The walk to the theatre from London Waterloo station took far longer than expected. Partly because believing I was too early, had decided to wait a while in the outside waiting room at Charing Cross Station. Unbeknown to me youngest sister and her friend Sara Potter, had decided to convene for an early lunch before the play commenced and partly because I missed the turning for St Martin's Lane near to Charing Cross and almost ended up at Piccadilly Circus.
As for the play itself: Contemporary politics in the form of Russia's Putin was at the core of the plot. Whether the storyline was at all accurate is hard for a non-historian like myself to judge.
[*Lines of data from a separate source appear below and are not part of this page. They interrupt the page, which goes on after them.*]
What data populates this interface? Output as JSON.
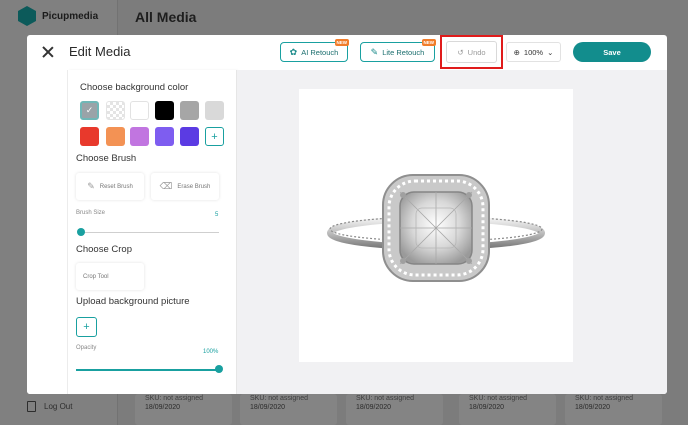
{
  "app": {
    "name": "Picupmedia",
    "page_title": "All Media",
    "logout_label": "Log Out"
  },
  "background_cards": [
    {
      "sku": "SKU: not assigned",
      "date": "18/09/2020"
    },
    {
      "sku": "SKU: not assigned",
      "date": "18/09/2020"
    },
    {
      "sku": "SKU: not assigned",
      "date": "18/09/2020"
    },
    {
      "sku": "SKU: not assigned",
      "date": "18/09/2020"
    },
    {
      "sku": "SKU: not assigned",
      "date": "18/09/2020"
    }
  ],
  "modal": {
    "title": "Edit Media",
    "ai_retouch_label": "AI Retouch",
    "lite_retouch_label": "Lite Retouch",
    "new_badge": "NEW",
    "undo_label": "Undo",
    "zoom_value": "100%",
    "save_label": "Save"
  },
  "panel": {
    "bg_color_title": "Choose background color",
    "colors": [
      "#9aa3a8",
      "checker",
      "#ffffff",
      "#000000",
      "#a6a6a6",
      "#d9d9d9",
      "#e8392c",
      "#f39254",
      "#c175e0",
      "#7e5df0",
      "#5b3be3"
    ],
    "add_color_symbol": "+",
    "brush_title": "Choose Brush",
    "reset_brush_label": "Reset Brush",
    "erase_brush_label": "Erase Brush",
    "brush_size_label": "Brush Size",
    "brush_size_value": "5",
    "crop_title": "Choose Crop",
    "crop_tool_label": "Crop Tool",
    "upload_title": "Upload background picture",
    "upload_symbol": "+",
    "opacity_label": "Opacity",
    "opacity_value": "100%"
  },
  "colors": {
    "accent": "#19a0a0",
    "save": "#128d8d",
    "highlight": "#e01b1b"
  }
}
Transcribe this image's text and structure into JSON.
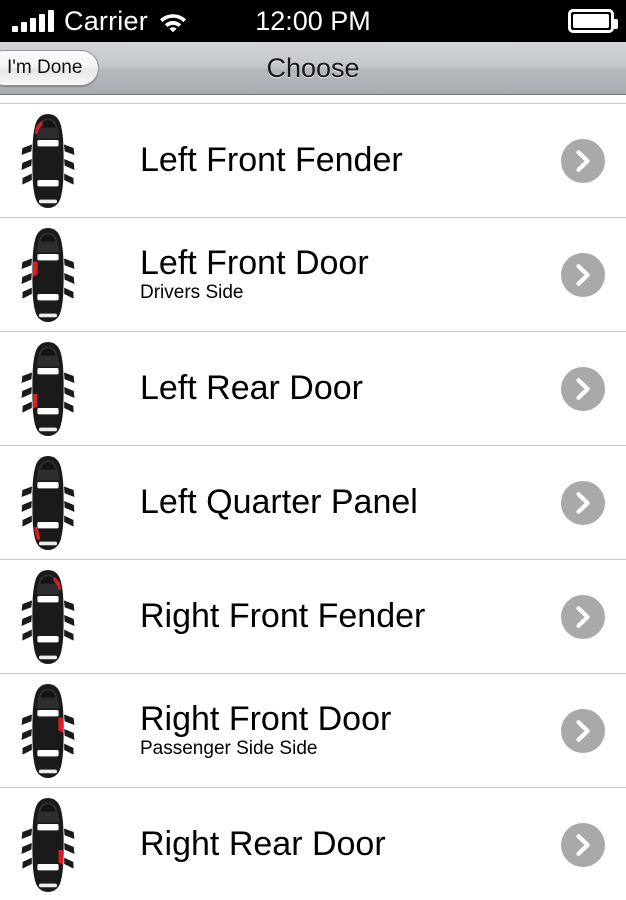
{
  "status_bar": {
    "carrier": "Carrier",
    "time": "12:00 PM",
    "signal_icon": "signal-bars-icon",
    "signal_bars": 5,
    "wifi_icon": "wifi-icon",
    "battery_icon": "battery-icon",
    "battery_level": 100,
    "background": "#000000",
    "foreground": "#ffffff"
  },
  "navbar": {
    "title": "Choose",
    "done_button_label": "I'm Done",
    "back_icon": "chevron-left-icon"
  },
  "colors": {
    "accent_red": "#d81f26",
    "car_body": "#1a1a1a",
    "chevron_circle": "#a9a9a9",
    "separator": "#c8c8c8",
    "navbar_text": "#19191b",
    "row_background": "#ffffff"
  },
  "list": {
    "rows": [
      {
        "title": "Left Front Fender",
        "subtitle": "",
        "icon": "car-top-view-icon",
        "highlight": "left-front-fender",
        "accessory": "chevron-right-icon"
      },
      {
        "title": "Left Front Door",
        "subtitle": "Drivers Side",
        "icon": "car-top-view-icon",
        "highlight": "left-front-door",
        "accessory": "chevron-right-icon"
      },
      {
        "title": "Left Rear Door",
        "subtitle": "",
        "icon": "car-top-view-icon",
        "highlight": "left-rear-door",
        "accessory": "chevron-right-icon"
      },
      {
        "title": "Left Quarter Panel",
        "subtitle": "",
        "icon": "car-top-view-icon",
        "highlight": "left-quarter-panel",
        "accessory": "chevron-right-icon"
      },
      {
        "title": "Right Front Fender",
        "subtitle": "",
        "icon": "car-top-view-icon",
        "highlight": "right-front-fender",
        "accessory": "chevron-right-icon"
      },
      {
        "title": "Right Front Door",
        "subtitle": "Passenger Side Side",
        "icon": "car-top-view-icon",
        "highlight": "right-front-door",
        "accessory": "chevron-right-icon"
      },
      {
        "title": "Right Rear Door",
        "subtitle": "",
        "icon": "car-top-view-icon",
        "highlight": "right-rear-door",
        "accessory": "chevron-right-icon"
      }
    ]
  }
}
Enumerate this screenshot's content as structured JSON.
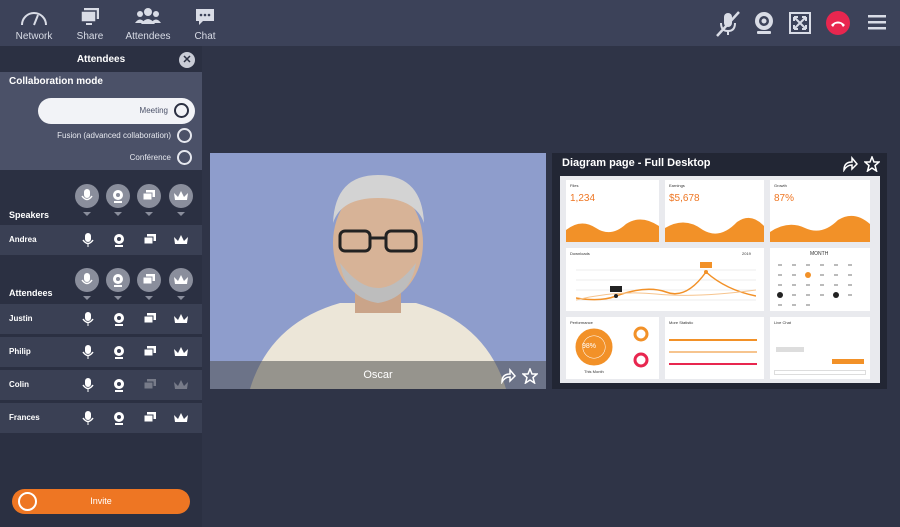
{
  "toolbar": {
    "network": "Network",
    "share": "Share",
    "attendees": "Attendees",
    "chat": "Chat"
  },
  "panel": {
    "title": "Attendees",
    "collab_title": "Collaboration mode",
    "modes": [
      "Meeting",
      "Fusion (advanced collaboration)",
      "Conférence"
    ],
    "selected_mode": "Meeting",
    "speakers_label": "Speakers",
    "attendees_label": "Attendees",
    "speakers": [
      "Andrea"
    ],
    "attendees": [
      "Justin",
      "Philip",
      "Colin",
      "Frances"
    ],
    "invite": "Invite"
  },
  "video": {
    "name": "Oscar"
  },
  "shared": {
    "title": "Diagram page - Full Desktop",
    "cards": {
      "files_label": "Files",
      "files_value": "1,234",
      "earnings_label": "Earnings",
      "earnings_value": "$5,678",
      "growth_label": "Growth",
      "growth_value": "87%",
      "downloads_label": "Downloads",
      "downloads_year": "2019",
      "month_label": "MONTH",
      "performance_label": "Performance",
      "performance_value": "98%",
      "this_month": "This Month",
      "more_statistic": "More Statistic",
      "live_chat": "Live Chat"
    }
  },
  "colors": {
    "accent": "#ee7623",
    "hangup": "#e8264f",
    "topbar": "#3c4259"
  }
}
Probably the review in London's Evening Standard covers the core points of the play which is now at the Noel Coward theatre:
It’s only
11 months since Peter
Morgan’s hectic, tragicomic battle of political wills between Vladimir Putin and Boris Berezovsky opened at the Almeida,
but already the play has gained new weight and prescience. Tom Hollander again gives a
barnstorming, almost demonic performance as the oligarch who
wanted to “save” Russia through capitalism – at considerable personal profit to
himself.
Again, he’s matched by Will Keen’s (Olivier Award-winning)
twitchy but slowly hardening Putin, the monster who destroys his creator. I
don’t think a line has changed in Rupert Goold’s production, but Patriots feels
like a deeper and more densely thoughtful work now.